Friday, May 19, 2006

Giving Up My Self-involvement

Perhaps you've noticed that I actually enjoy reading children's and YA books. I know it is often difficult to believe because I'm so fussy, but, really, I like them. Unfortunately, I like them in my own cranky, probably adult, way. So, as I may have mentioned before, I have to struggle to control the adult Gail and try to look at some of the books I read as if I were a child. Or at least I have to try to remember what I was like as a child.



A case in point is The Charm Bracelet, the first in the Fairy Realm series by Emily Rodda. Quite frankly, except for the cat fight toward the end, I really didn't enjoy this book. In fact, I had so little interest in it that I wasn't planning to blog about it.

I think I don't like fairies.

But, then, just as I was finishing reading it this morning, I remembered that when I was in second grade I was seriously in love with Peter Pan. Not Tinkerbell, the fairy in that story. She was a girly pain-in-the-neck. (And perhaps the reason I don't care for fairies now.) No, I was totally taken with Peter. I believed he lived in the woods behind our house.

Maybe The Charm Bracelet would have been right up second-grade Gail's alley. The book is all about a young girl who finds a gate into a fairy realm at the back of her grandmother's yard and learns that she's descended from a fairy princess.

Being descended from a fairy princess would make me a fairy princess, too, as far as I'm concerned, while loving Peter Pan would just make me a truant boy's girlfriend. Does anyone else think this is a no-brainer?
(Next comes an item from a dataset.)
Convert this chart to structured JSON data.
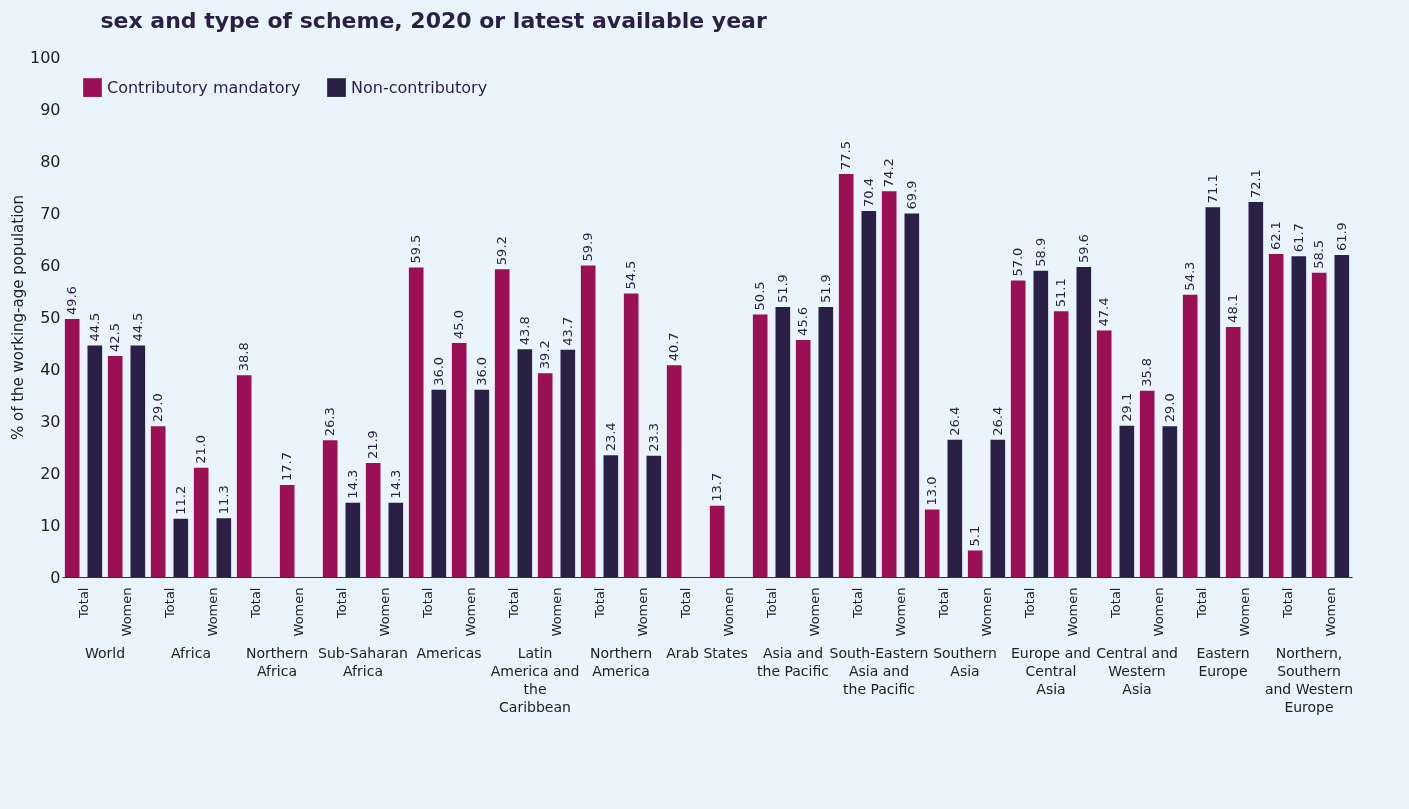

So while the adult Gail wasn't grabbed by this story, I can keep an open mind on this one. A young girl, particularly one who is already into fairies and princesses, may find this series to be just the thing for rainy days like the ones we've been having here in New England lately.

3 comments:

Little Willow said...

My favorite fairy story (as in a story about a fairy, as opposed to a classic fairy tale) for that age group is The Fairy Rebel by Lynne Reid Banks. I highly, highly, highly recommend it.

Gail Gauthier said...

Well, I liked The Indian in the Cupboard so, yes, that does sound promising.

Little Willow said...

Woo hoo! Give it a whirl. Tiki - the fairy so named in the title - ROCKS.